Existem muitos aspectos da pandemia que ainda não sabemos. Primeiro não sabemos sobre a duração da Pandemia. Não sabemos se e quando teremos uma vacina. Não sabemos se após a imunização voltaremos à vida normal ou se haverá um novo normal no que se refere às precauções epidemiológicas através do distanciamento social. Entretanto, sabemos muita coisa que certamente afetarão o mundo da energia. Sabemos que a digitalização foi acelerada e veio para ficar nas relações de trabalho e de consumo. Sabemos que o padrão de deslocamento das pessoas mudou e continuará a mudar e não voltará ao padrão anterior.
Outro efeito muito importante da pandemia é seu efeito na conscientização e engajamento ambiental. A crise de saúde vem sendo cada vez mais associada à crise ambiental. A ideia de que a mudança climática e a redução da biodiversidade podem gerar novas pandemias tem levado a opinião pública a aceitar o conceito de urgência ambiental e climática. Vários estudos de opinião têm mostrado que a conscientização ambiental vem aumentando e certamente levará a crescente pressão social sobre os governos e os stakeholders do setor energético [1].

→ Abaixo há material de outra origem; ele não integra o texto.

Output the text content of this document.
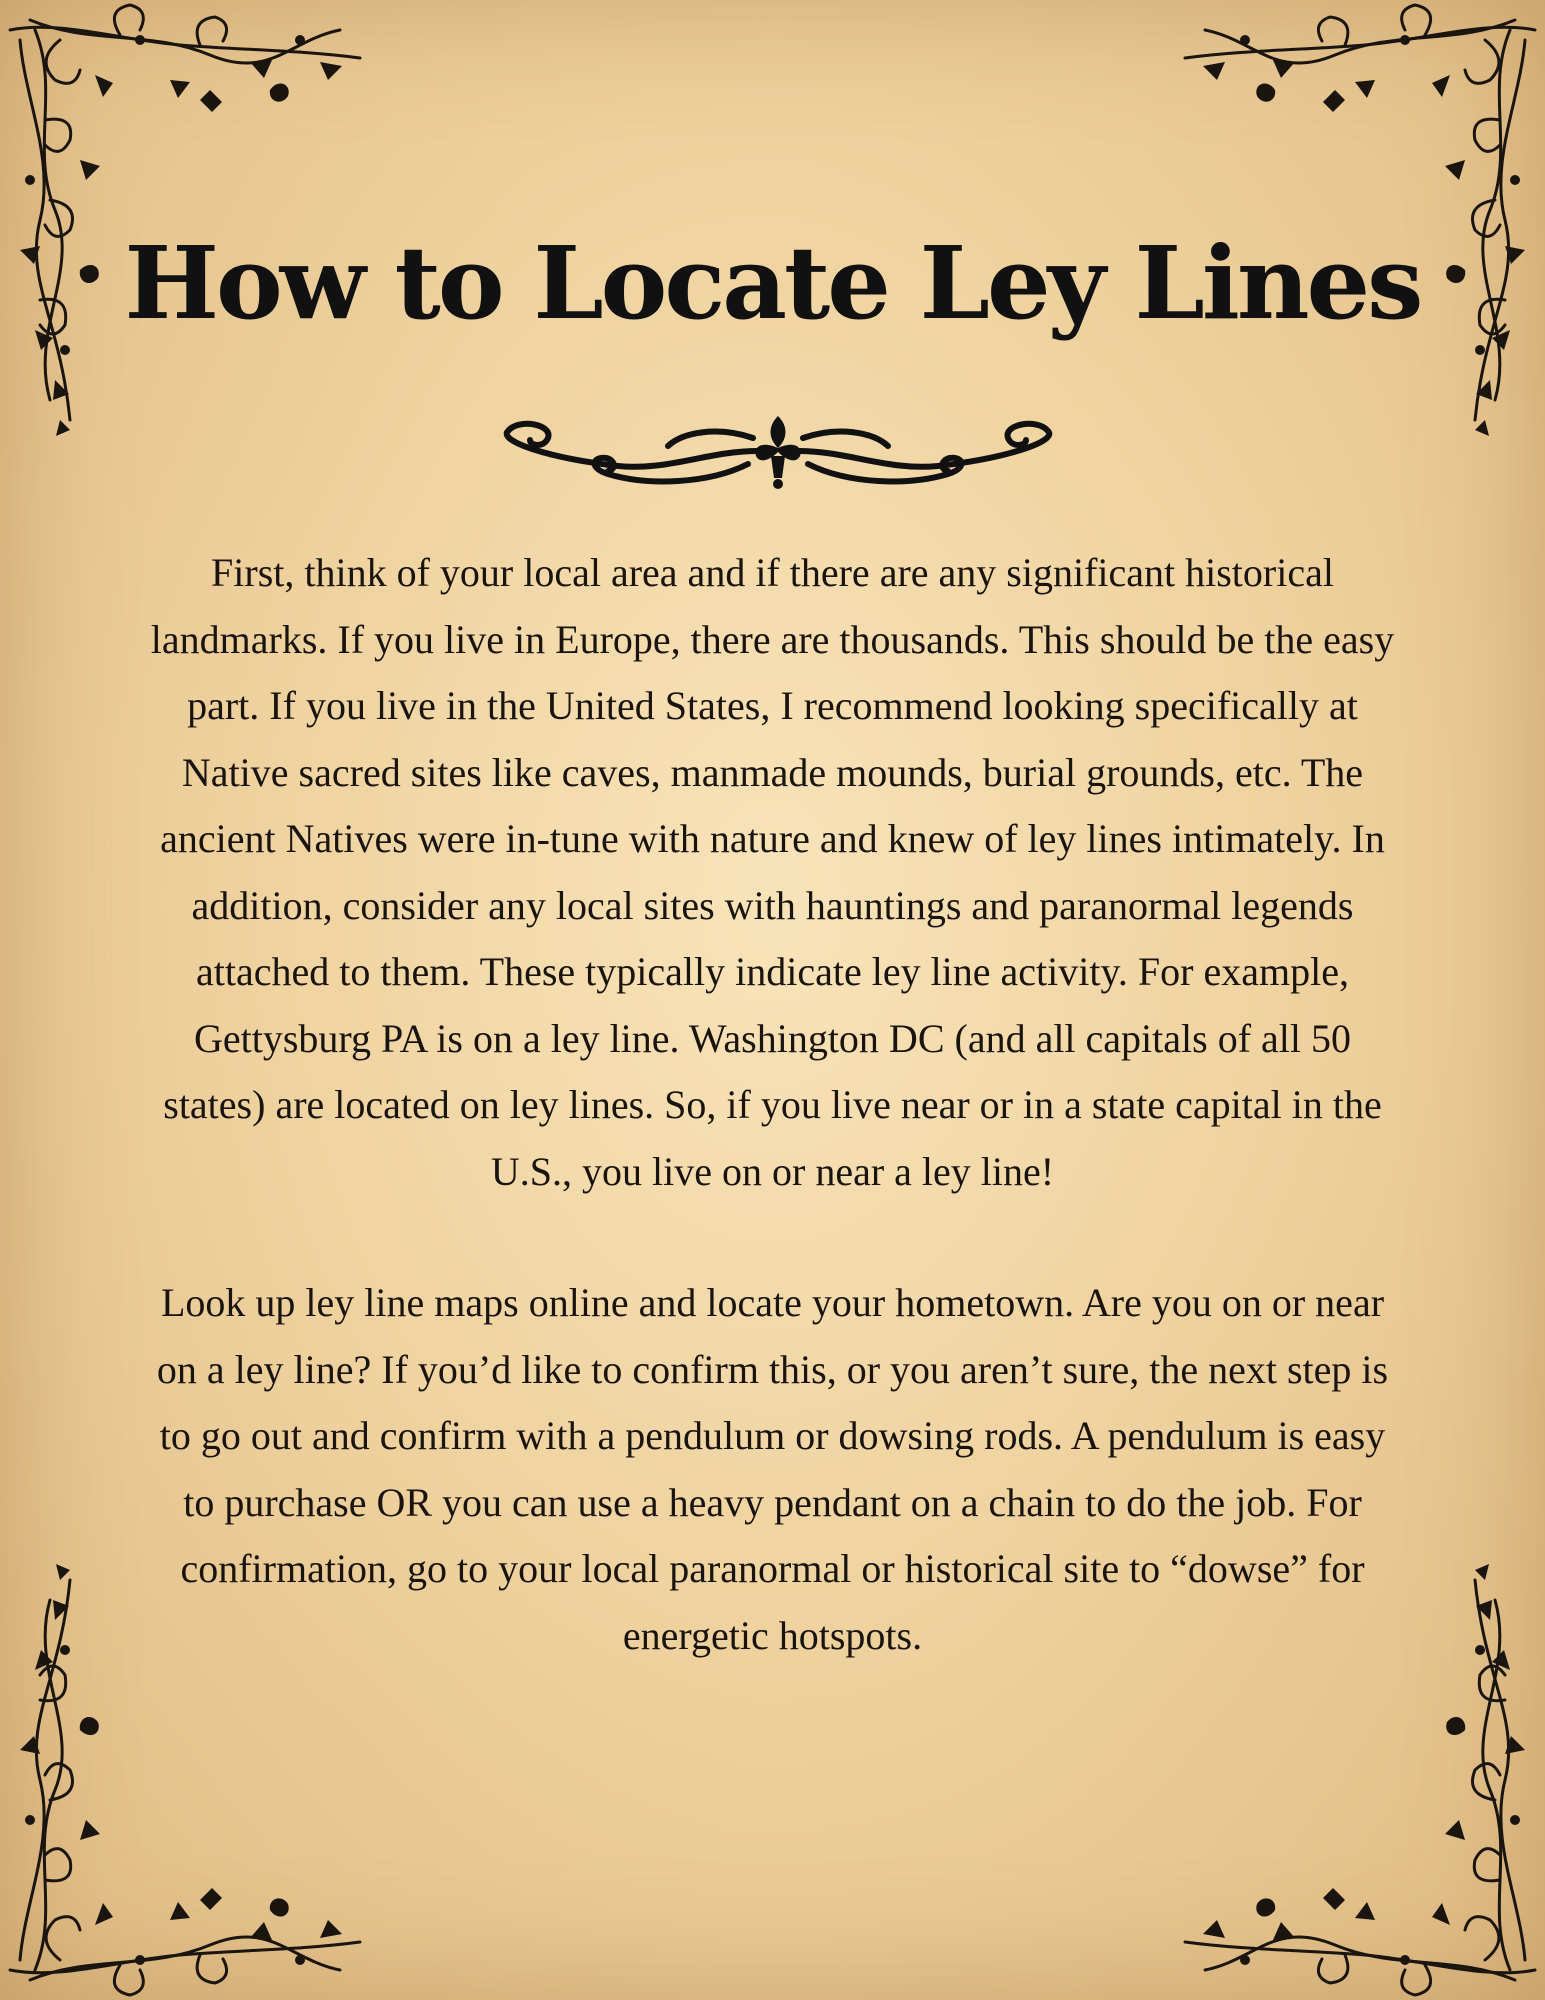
How to Locate Ley Lines

First, think of your local area and if there are any significant historical landmarks. If you live in Europe, there are thousands. This should be the easy part. If you live in the United States, I recommend looking specifically at Native sacred sites like caves, manmade mounds, burial grounds, etc. The ancient Natives were in-tune with nature and knew of ley lines intimately. In addition, consider any local sites with hauntings and paranormal legends attached to them. These typically indicate ley line activity. For example, Gettysburg PA is on a ley line. Washington DC (and all capitals of all 50 states) are located on ley lines. So, if you live near or in a state capital in the U.S., you live on or near a ley line!

Look up ley line maps online and locate your hometown. Are you on or near on a ley line? If you’d like to confirm this, or you aren’t sure, the next step is to go out and confirm with a pendulum or dowsing rods. A pendulum is easy to purchase OR you can use a heavy pendant on a chain to do the job. For confirmation, go to your local paranormal or historical site to “dowse” for energetic hotspots.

Não por acaso, um consenso vem se formando nas instituições internacionais multilaterais e economias avançadas de que o espaço fiscal criado pela situação excepcional da pandemia deveria ser usado para acelerar a transição energética. Assim, difunde-se a ideia de que estímulos à recuperação da economia devem ser direcionados à agenda climática [2]. A União Europeia já está desenhando políticas públicas nesta direção, através da disponibilização de recursos e aumento das metas para transição energética. O acordo “Green Deal” vem sendo reforçado com metas mais ambiciosas. Recentemente o Parlamento Europeu aumentou as metas de redução de emissões em 2030 em relação a 1990 de 30% para 55%.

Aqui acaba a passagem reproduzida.